High-Order Finite Element Methods for Acoustic Problems

The goal of this work is to design and analyze quadratic finite elements for problems of time-harmonic acoustics, and to compare the computational efficiency of quadratic elements to that of lower-order elements. Non-reflecting boundary conditions yield an equivalent problem in a bounded region which is suitable for domain-based computation of solutions to exterior problems. Galerkin/least-squares technology is utilized to develop robust methods in which stability properties are enhanced while maintaining higher-order accuracy. The design of Galerkin/least-squares methods depends on the order of interpolation employed, and in this case quadratic elements are designed to yield dispersion-free solutions to model problems. The accuracy of Galerkin/least-squares and traditional Galerkin elements is compared, as well as the accuracy of quadratic versus standard linear interpolation, incorporating the effects of representing the radiation condition in exterior problems.
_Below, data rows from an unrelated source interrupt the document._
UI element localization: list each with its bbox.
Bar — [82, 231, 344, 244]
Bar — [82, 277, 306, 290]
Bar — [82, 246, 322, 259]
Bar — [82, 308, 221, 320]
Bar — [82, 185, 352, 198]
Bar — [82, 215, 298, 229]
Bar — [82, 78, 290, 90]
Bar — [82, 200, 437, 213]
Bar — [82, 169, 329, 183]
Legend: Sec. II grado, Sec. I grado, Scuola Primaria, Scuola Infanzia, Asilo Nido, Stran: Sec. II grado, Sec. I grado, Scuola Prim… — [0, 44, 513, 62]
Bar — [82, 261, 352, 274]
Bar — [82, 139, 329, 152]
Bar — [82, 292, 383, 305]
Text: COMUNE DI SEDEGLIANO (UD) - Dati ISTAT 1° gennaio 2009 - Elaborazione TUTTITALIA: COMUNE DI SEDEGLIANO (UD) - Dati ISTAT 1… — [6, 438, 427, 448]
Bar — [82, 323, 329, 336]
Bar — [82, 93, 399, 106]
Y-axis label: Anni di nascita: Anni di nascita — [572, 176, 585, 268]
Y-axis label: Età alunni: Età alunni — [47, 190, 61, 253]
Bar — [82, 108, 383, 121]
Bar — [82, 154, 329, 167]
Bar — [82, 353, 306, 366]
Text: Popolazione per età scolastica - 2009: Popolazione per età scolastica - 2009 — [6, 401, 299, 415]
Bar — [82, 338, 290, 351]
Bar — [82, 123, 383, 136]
The efficiency of the various methods is measured in terms of the cost of computation, rather than resolution requirements. In this manner, clear guidelines for selecting the order of interpolation are derived. Numerical testing validates the superior performance of the proposed methods. This work is a first step to gaining a thorough analytical understanding of the performance of p refinement as a basis for the development of h-p finite element methods for large-scale computation of solutions to acoustic problems.